Accepting or Rejecting the Norm

On a recent podcast episode, Ezra Klein talked with sociologist Caitlyn Collins about why parenting in the United States feels more challenging than ever. 

Klein framed one difference between his peers and previous generations with a line that floored me: “[A]re the children in the parents’ world or is the parent in the child’s world?” 

I mentioned that line to several friends, and they all reported living in their parents’ worlds when growing up. One friend noted that while her mother was gardening on the weekend, she was expected to sit and read. Another described waiting on his mom for hours at the hair salon, with only old magazines to occupy him. 

In contrast, as Klein reflected on modern parenting, “at least in my cohort, on the weekends, the parents are in the children’s world” and an “endless procession” of visits to playgrounds, museums, and activities. 

Collins reflected that when she talks to her mother and grandmother about parenting, they are “shocked about how much time I spend with my daughter.” 

In describing her study of parenting in Sweden, Italy, Germany, and the United States, Collins argued that parenthood is difficult because there is both an “ideal worker norm” and an “intensive parenting norm.”  

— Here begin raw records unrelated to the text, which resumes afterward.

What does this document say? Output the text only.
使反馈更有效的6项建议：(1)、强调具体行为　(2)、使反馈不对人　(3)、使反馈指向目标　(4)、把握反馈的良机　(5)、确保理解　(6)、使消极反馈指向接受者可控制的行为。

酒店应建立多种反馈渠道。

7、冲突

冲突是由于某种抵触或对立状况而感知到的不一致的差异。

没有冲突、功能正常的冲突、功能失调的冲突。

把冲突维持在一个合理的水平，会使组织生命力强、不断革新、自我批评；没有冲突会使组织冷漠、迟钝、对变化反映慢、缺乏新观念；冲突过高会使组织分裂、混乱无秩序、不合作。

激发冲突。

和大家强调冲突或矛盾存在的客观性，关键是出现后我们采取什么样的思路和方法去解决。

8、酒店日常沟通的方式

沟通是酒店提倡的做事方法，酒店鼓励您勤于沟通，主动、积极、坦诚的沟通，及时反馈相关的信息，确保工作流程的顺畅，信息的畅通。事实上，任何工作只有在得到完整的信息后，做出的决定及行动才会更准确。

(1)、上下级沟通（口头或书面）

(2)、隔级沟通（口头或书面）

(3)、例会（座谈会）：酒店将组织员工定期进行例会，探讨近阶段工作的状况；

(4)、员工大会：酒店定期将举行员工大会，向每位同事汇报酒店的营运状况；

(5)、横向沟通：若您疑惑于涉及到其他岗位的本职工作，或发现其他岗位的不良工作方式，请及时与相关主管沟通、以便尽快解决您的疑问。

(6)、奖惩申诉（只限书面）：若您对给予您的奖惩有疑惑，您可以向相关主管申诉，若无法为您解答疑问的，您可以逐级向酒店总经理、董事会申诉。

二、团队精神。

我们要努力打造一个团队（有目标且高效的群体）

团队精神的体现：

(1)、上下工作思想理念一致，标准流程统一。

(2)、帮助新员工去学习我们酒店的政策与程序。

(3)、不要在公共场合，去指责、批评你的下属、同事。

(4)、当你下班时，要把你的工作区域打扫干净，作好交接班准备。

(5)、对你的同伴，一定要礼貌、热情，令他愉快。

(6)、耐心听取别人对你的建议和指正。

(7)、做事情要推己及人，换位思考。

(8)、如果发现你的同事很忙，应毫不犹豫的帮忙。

She describes the ideal worker norm as “the idea that adults today should be fully committed and entirely devoted to their jobs and their employers — available at a moment’s notice, unencumbered by external responsibilities that might diminish from their ability to perform their jobs well.”

The intensive parenting norm is that “child rearing should be time-intensive, emotionally involved, and child-centered or child-focused, such that what it means to be a good mother is to be self-sacrificing, to devote yourself entirely to your children’s well-being and upbringing.” (It’s also called the “intensive mothering norm” since fathers feel some of the pressure, but have generally lower societal expectations of their parenting contribution.) 

Obviously, the ideal worker and intensive parent norms conflict, especially because neither one can be satisfied. Trying to carry both only leads to stress. 

However, what’s interesting to me is how the ideal worker and intensive parenting norms are just that—norms. And those norms are based on specific cultural, economic, and social systems—what Collins calls “lifeworlds” in her book Making Motherhood Work

Parents in Italy and Sweden have different beliefs about what defines a good worker and a good parent. German parents have different beliefs based on which side of the Berlin Wall their families had lived in previous generations.  

That’s all to say that while the social and economic factors that drive us to adopt intensive parenting and be ideal workers are real and can feel inescapable, they are, in fact, choices. 

A recurring theme in Collins’s book is that the parents she spoke with could easily cite how ridiculous specific approaches were in other cultures—especially when looking at the U.S.—but they often took their culture’s norms for granted. And they perceived there were fewer choices available because everyone else in their limited peer group shared the same beliefs. 

It’s easy to forget that we always have the choice to step outside those norms and forge a path built on what matters to us, not just what matters to those around us.